# Problème partition avec bootcamp



## lenders18 (30 Octobre 2018)

Bonjour, 

J'ai besoin d'installer Windows via Bootcamp (partition de 30go) pour effectuer des testes d'appli. 

Lorsque je lance bootcamp, il me dit "espace disque insuffisant" qu'il me faut minimum 40GO
J'ai actuellement un macbook air (2013) de 128GO (dont 50 GO d'espace libre) sous High Sierra

ci-dessous la commande : diskutil list 

/dev/disk0 (internal, physical):
   #:                       TYPE NAME                    SIZE       IDENTIFIER
   0:      GUID_partition_scheme                        *121.3 GB   disk0
   1:                        EFI EFI                     209.7 MB   disk0s1
   2:                 Apple_APFS Container disk1         121.1 GB   disk0s2

/dev/disk1 (synthesized):
   #:                       TYPE NAME                    SIZE       IDENTIFIER
   0:      APFS Container Scheme -                      +121.1 GB   disk1
                                 Physical Store disk0s2
   1:                APFS Volume Macintosh HD            71.2 GB    disk1s1
   2:                APFS Volume Preboot                 20.8 MB    disk1s2
   3:                APFS Volume Recovery                519.0 MB   disk1s3
   4:                APFS Volume VM                      2.1 GB     disk1s4


Un peu d'aide please


----------



## macomaniac (30 Octobre 2018)

Bonjour *lenders
*
Passe la commande (copier-coller) :

```
tmutil listlocalsnapshots /
```


qui liste les *snapshots* (instantanés) du volume *Macintosh HD* éventuellement en magasin dans le système de fichiers *apfs*

Poste le retour > et pour t'entraîner en vue d'autres affichages plus substantiels ensuite > en collant dans une fenêtre de code par ce procédé -->

dans la page de ce fil de MacGé > presse le bouton 
	

	
	
		
		

		
			





 ici : 
	

	
	
		
		

		
		
	


	



menu  : *</> Code* > par *⌘V* colle dans la fenêtre *Code* > presse le bouton *Insérer* (ce procédé permet un affichage fenêtré qui économise l'espace de page en respectant la mise en forme des tableaux du «Terminal» --> d'où une plus grande lisibilité)

=> c'est tout de suite plus plaisant à lire.


----------



## lenders18 (30 Octobre 2018)

Premièrement merci pour ton aide. 

J'ai effectué la commande ci-dessous, mais j'ai aucun résultat (retour a la ligne)


----------



## macomaniac (30 Octobre 2018)

Pas de *snapshot* alors (qui aurait pu retenir de l'espace occupé "fantôme").

Passe la commande expérimentale (copier-coller) :

```
diskutil ap resizeContainer disk1 81g jhfs+ BROL 0b
```


la commande rétrécit (non destructivement) le *Conteneur apfs disk1* & sa partition de base *disk0s2* à *81 Go* > et crée une partition de *40 Go* avec un volume *BROL*

Poste (dans une fenêtre de code) l'affichage retourné par la commande.
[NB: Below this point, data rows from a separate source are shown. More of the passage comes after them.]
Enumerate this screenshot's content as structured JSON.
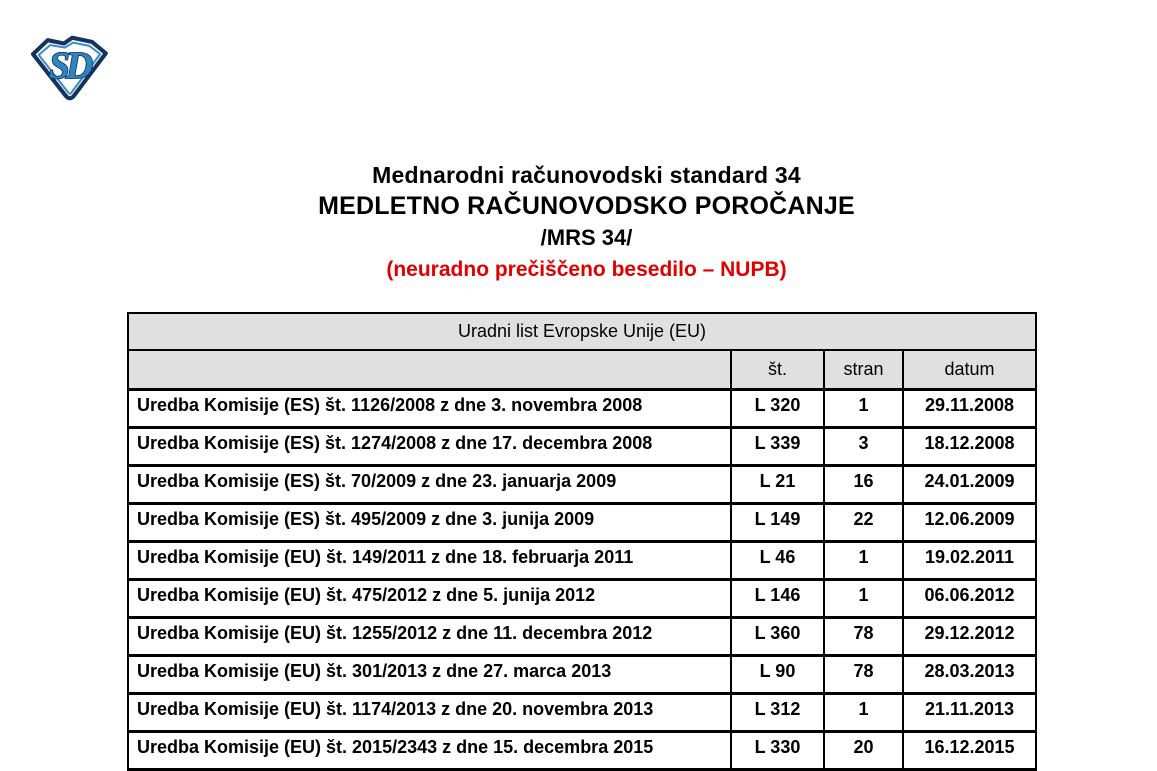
{
  "logo": {
    "letters": "SD",
    "fill_color": "#2e86c1",
    "outline_color": "#14335f"
  },
  "title": {
    "line1": "Mednarodni računovodski standard 34",
    "line2": "MEDLETNO RAČUNOVODSKO POROČANJE",
    "line3": "/MRS 34/",
    "subtitle": "(neuradno prečiščeno besedilo – NUPB)",
    "subtitle_color": "#e00000"
  },
  "table": {
    "caption": "Uradni list Evropske Unije (EU)",
    "header_bg": "#e0e0e0",
    "columns": [
      "",
      "št.",
      "stran",
      "datum"
    ],
    "rows": [
      {
        "act": "Uredba Komisije (ES) št. 1126/2008 z dne 3. novembra 2008",
        "st": "L 320",
        "stran": "1",
        "datum": "29.11.2008"
      },
      {
        "act": "Uredba Komisije (ES) št. 1274/2008 z dne 17. decembra 2008",
        "st": "L 339",
        "stran": "3",
        "datum": "18.12.2008"
      },
      {
        "act": "Uredba Komisije (ES) št. 70/2009 z dne 23. januarja 2009",
        "st": "L 21",
        "stran": "16",
        "datum": "24.01.2009"
      },
      {
        "act": "Uredba Komisije (ES) št. 495/2009 z dne 3. junija 2009",
        "st": "L 149",
        "stran": "22",
        "datum": "12.06.2009"
      },
      {
        "act": "Uredba Komisije (EU) št. 149/2011 z dne 18. februarja 2011",
        "st": "L 46",
        "stran": "1",
        "datum": "19.02.2011"
      },
      {
        "act": "Uredba Komisije (EU) št. 475/2012 z dne 5. junija 2012",
        "st": "L 146",
        "stran": "1",
        "datum": "06.06.2012"
      },
      {
        "act": "Uredba Komisije (EU) št. 1255/2012 z dne 11. decembra 2012",
        "st": "L 360",
        "stran": "78",
        "datum": "29.12.2012"
      },
      {
        "act": "Uredba Komisije (EU) št. 301/2013 z dne 27. marca 2013",
        "st": "L 90",
        "stran": "78",
        "datum": "28.03.2013"
      },
      {
        "act": "Uredba Komisije (EU) št. 1174/2013 z dne 20. novembra 2013",
        "st": "L 312",
        "stran": "1",
        "datum": "21.11.2013"
      },
      {
        "act": "Uredba Komisije (EU) št. 2015/2343 z dne 15. decembra 2015",
        "st": "L 330",
        "stran": "20",
        "datum": "16.12.2015"
      }
    ]
  }
}
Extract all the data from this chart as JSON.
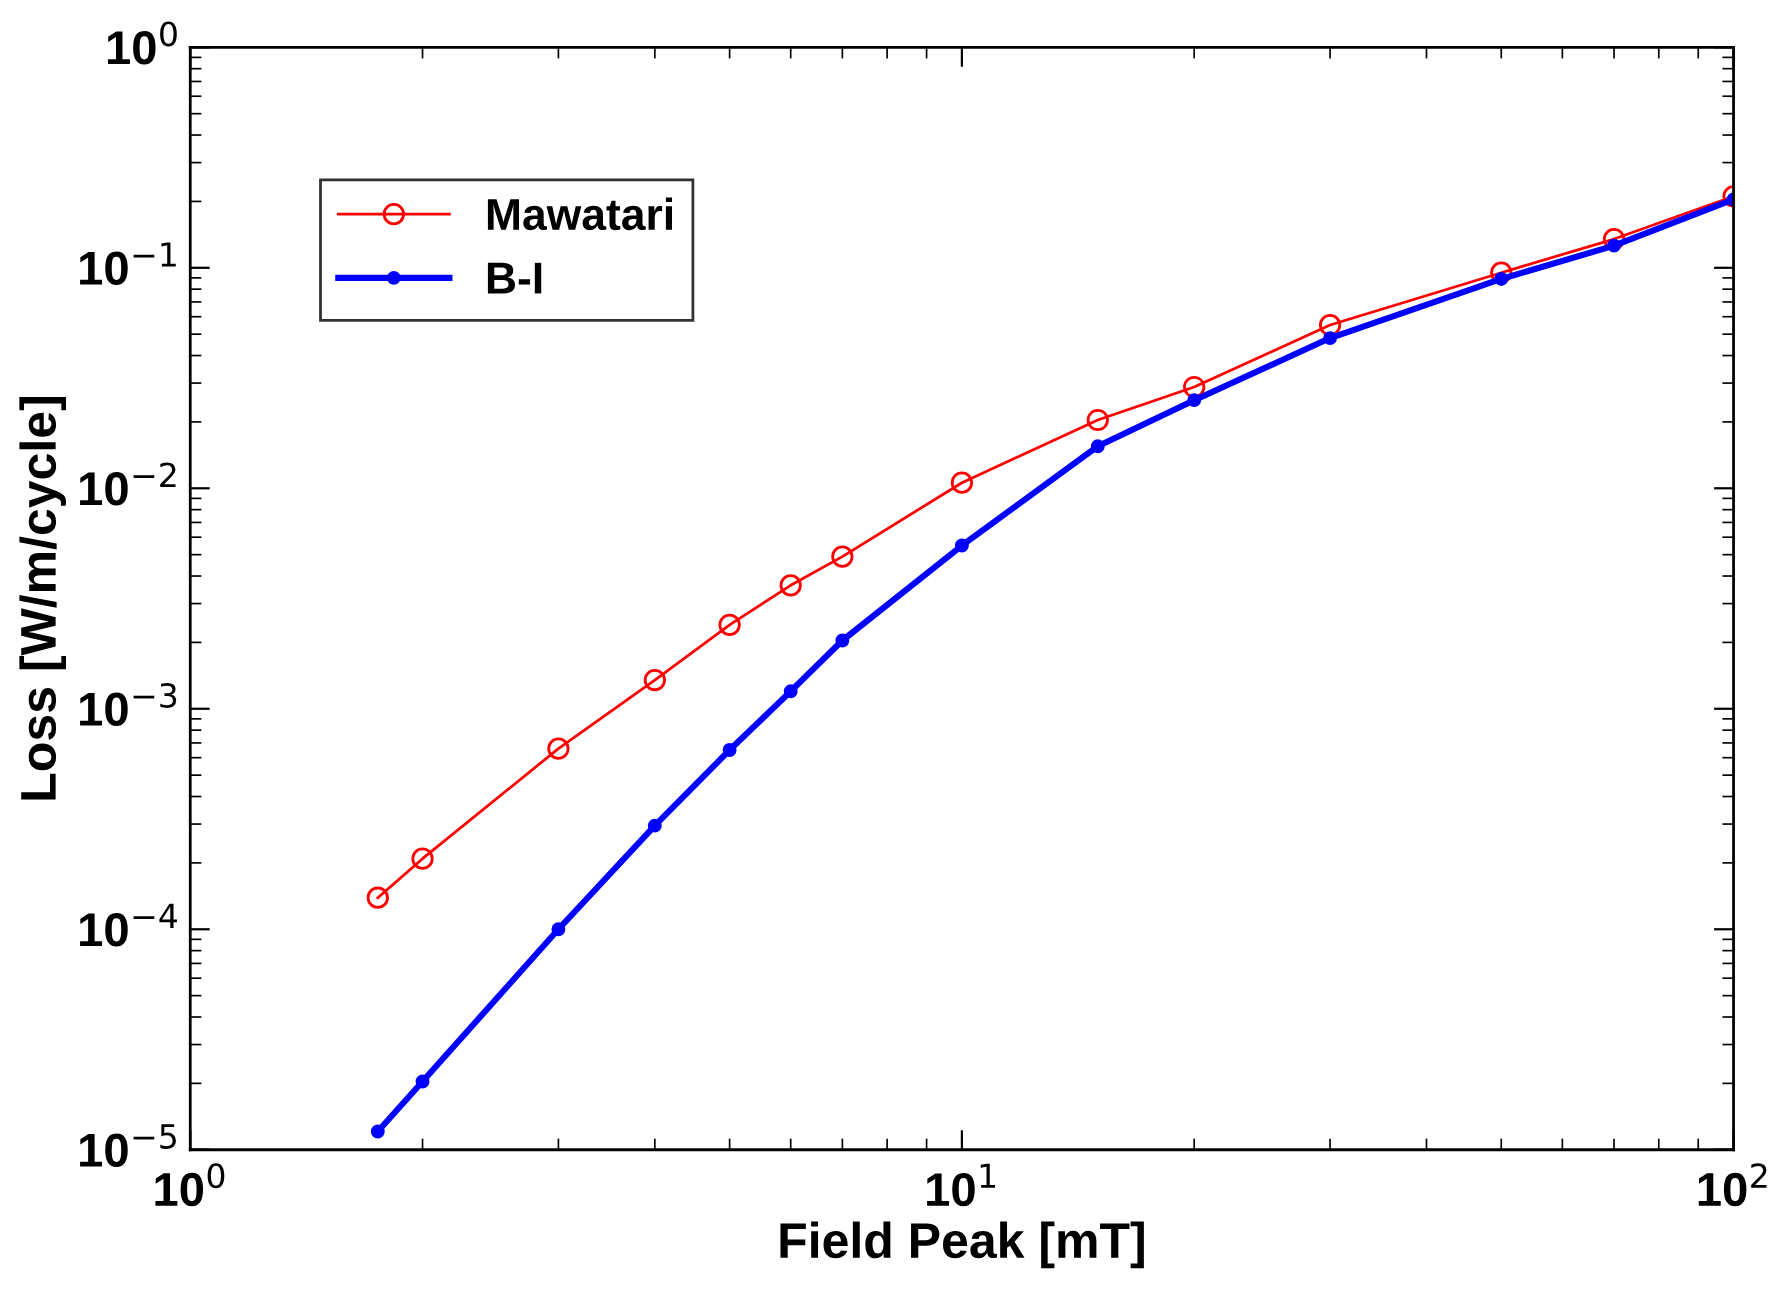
{
  "chart_data": {
    "type": "line",
    "xlabel": "Field Peak [mT]",
    "ylabel": "Loss [W/m/cycle]",
    "log": "xy",
    "xlim": [
      1,
      100
    ],
    "xticks": [
      {
        "value": 1,
        "label": "10$^{0}$"
      },
      {
        "value": 10,
        "label": "10$^{1}$"
      },
      {
        "value": 100,
        "label": "10$^{2}$"
      }
    ],
    "ylim": [
      1e-05,
      1
    ],
    "yticks": [
      {
        "value": 1e-05,
        "label": "10$^{−5}$"
      },
      {
        "value": 0.0001,
        "label": "10$^{−4}$"
      },
      {
        "value": 0.001,
        "label": "10$^{−3}$"
      },
      {
        "value": 0.01,
        "label": "10$^{−2}$"
      },
      {
        "value": 0.1,
        "label": "10$^{−1}$"
      },
      {
        "value": 1,
        "label": "10$^{0}$"
      }
    ],
    "x": [
      1.75,
      2,
      3,
      4,
      5,
      6,
      7,
      10,
      15,
      20,
      30,
      50,
      70,
      100
    ],
    "legend": "top left",
    "grid": false,
    "line_style": "solid",
    "series": [
      {
        "name": "Mawatari",
        "color": "#ff0000",
        "marker": "circle",
        "values": [
          0.000139,
          0.000209,
          0.00066,
          0.00135,
          0.0024,
          0.00363,
          0.0049,
          0.0106,
          0.0204,
          0.0288,
          0.055,
          0.095,
          0.135,
          0.211
        ]
      },
      {
        "name": "B-I",
        "color": "#0000ff",
        "marker": "dot",
        "values": [
          1.21e-05,
          2.04e-05,
          0.0001,
          0.000295,
          0.00065,
          0.0012,
          0.00204,
          0.0055,
          0.0155,
          0.0251,
          0.048,
          0.089,
          0.126,
          0.204
        ]
      }
    ]
  }
}
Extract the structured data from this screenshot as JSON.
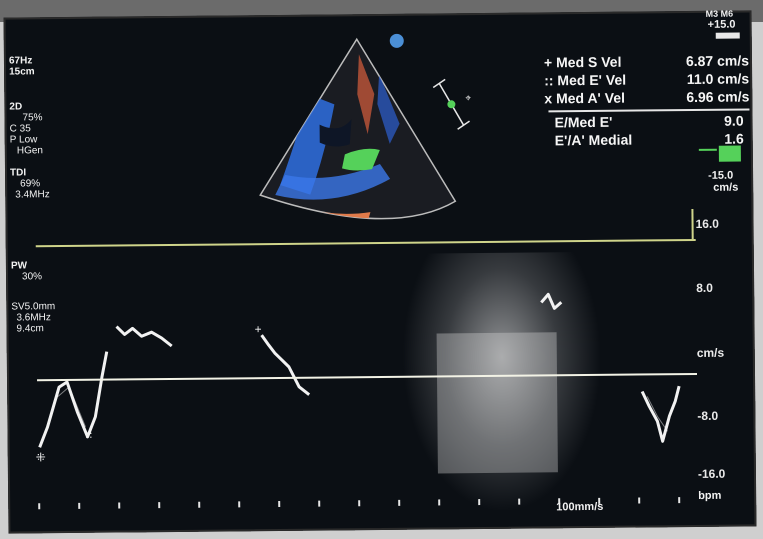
{
  "top_right": {
    "label": "M3 M6",
    "plus_value": "+15.0",
    "minus_value": "-15.0",
    "unit": "cm/s"
  },
  "left_panel": {
    "probe_freq": "67Hz",
    "depth": "15cm",
    "mode_2d": "2D",
    "gain_2d": "75%",
    "c_value": "C 35",
    "p_value": "P Low",
    "hgen": "HGen",
    "tdi": "TDI",
    "tdi_gain": "69%",
    "tdi_freq": "3.4MHz",
    "pw": "PW",
    "pw_gain": "30%",
    "sv": "SV5.0mm",
    "pw_freq": "3.6MHz",
    "pw_depth": "9.4cm"
  },
  "measurements": [
    {
      "label": "Med S Vel",
      "value": "6.87 cm/s",
      "marker": "+"
    },
    {
      "label": "Med E' Vel",
      "value": "11.0 cm/s",
      "marker": "::"
    },
    {
      "label": "Med A' Vel",
      "value": "6.96 cm/s",
      "marker": "x"
    }
  ],
  "ratios": [
    {
      "label": "E/Med E'",
      "value": "9.0"
    },
    {
      "label": "E'/A' Medial",
      "value": "1.6"
    }
  ],
  "velocity_scale": {
    "ticks": [
      "16.0",
      "8.0",
      "cm/s",
      "-8.0",
      "-16.0"
    ]
  },
  "footer": {
    "sweep": "100mm/s",
    "bpm": "bpm"
  },
  "colors": {
    "background": "#0b0f14",
    "baseline": "#f3f3e6",
    "tdi_green": "#55d15a",
    "tdi_blue": "#2f6fe0",
    "tdi_orange": "#e07a4a"
  }
}
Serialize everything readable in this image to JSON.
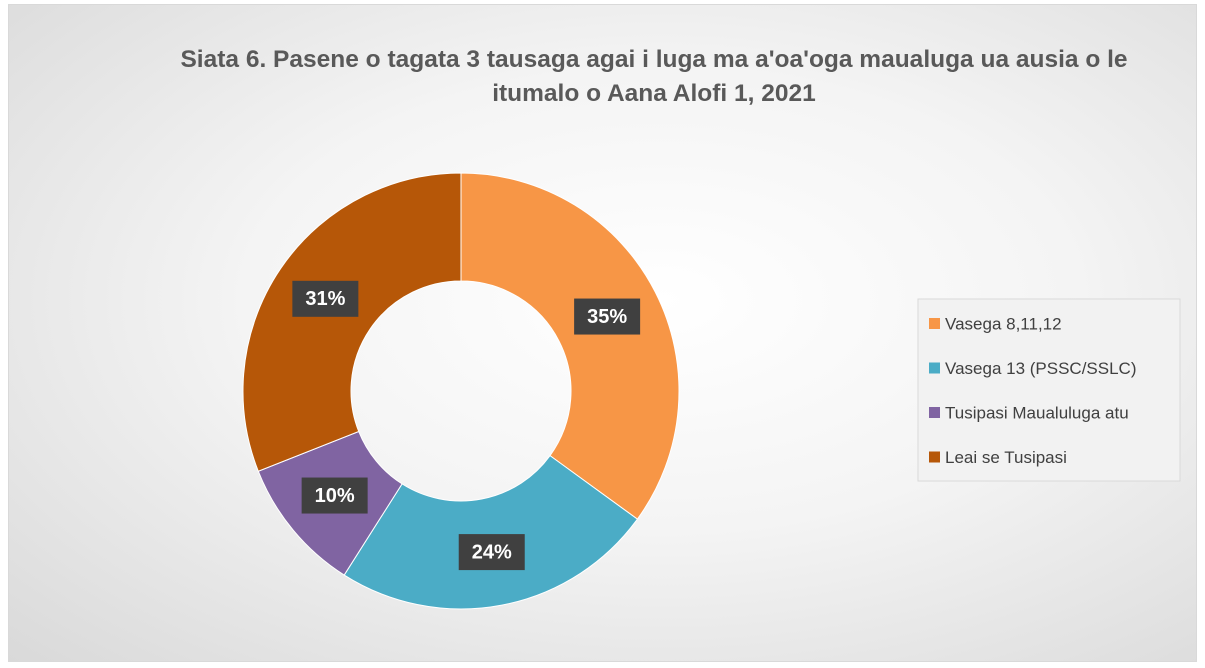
{
  "chart_data": {
    "type": "pie",
    "donut": true,
    "title": "Siata 6. Pasene o tagata 3 tausaga agai i luga ma a'oa'oga maualuga ua ausia o le itumalo o Aana Alofi 1, 2021",
    "categories": [
      "Vasega 8,11,12",
      "Vasega 13 (PSSC/SSLC)",
      "Tusipasi Maualuluga atu",
      "Leai se Tusipasi"
    ],
    "values": [
      35,
      24,
      10,
      31
    ],
    "value_labels": [
      "35%",
      "24%",
      "10%",
      "31%"
    ],
    "colors": [
      "#f79646",
      "#4bacc6",
      "#8064a2",
      "#b65708"
    ],
    "legend": "right"
  }
}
On va bien voir si un repartitionnement est validé. Note : ce repartitionnement est réversible.


----------



## Locke (30 Octobre 2018)

lenders18 a dit:


> Lorsque je lance bootcamp, il me dit "espace disque insuffisant" qu'il me faut minimum 40GO
> J'ai actuellement un macbook air (2013) de 128GO (dont 50 GO d'espace libre) sous High Sierra


SSD très petit _(pour moi trop petit)_. Hormis les 40 Go demandés pour Windows, que restera-t-il pour macOS High Sierra, j'entends la place réelle qui restera une fois soustrait macOS, tes logiciels et données personnelles ?

De plus, il faut impérativement utiliser le fichier .iso officiel de chez Microsoft en 64 bits en le téléchargeant ici... https://www.microsoft.com/fr-fr/software-download/windows10ISO ...et pas ailleurs.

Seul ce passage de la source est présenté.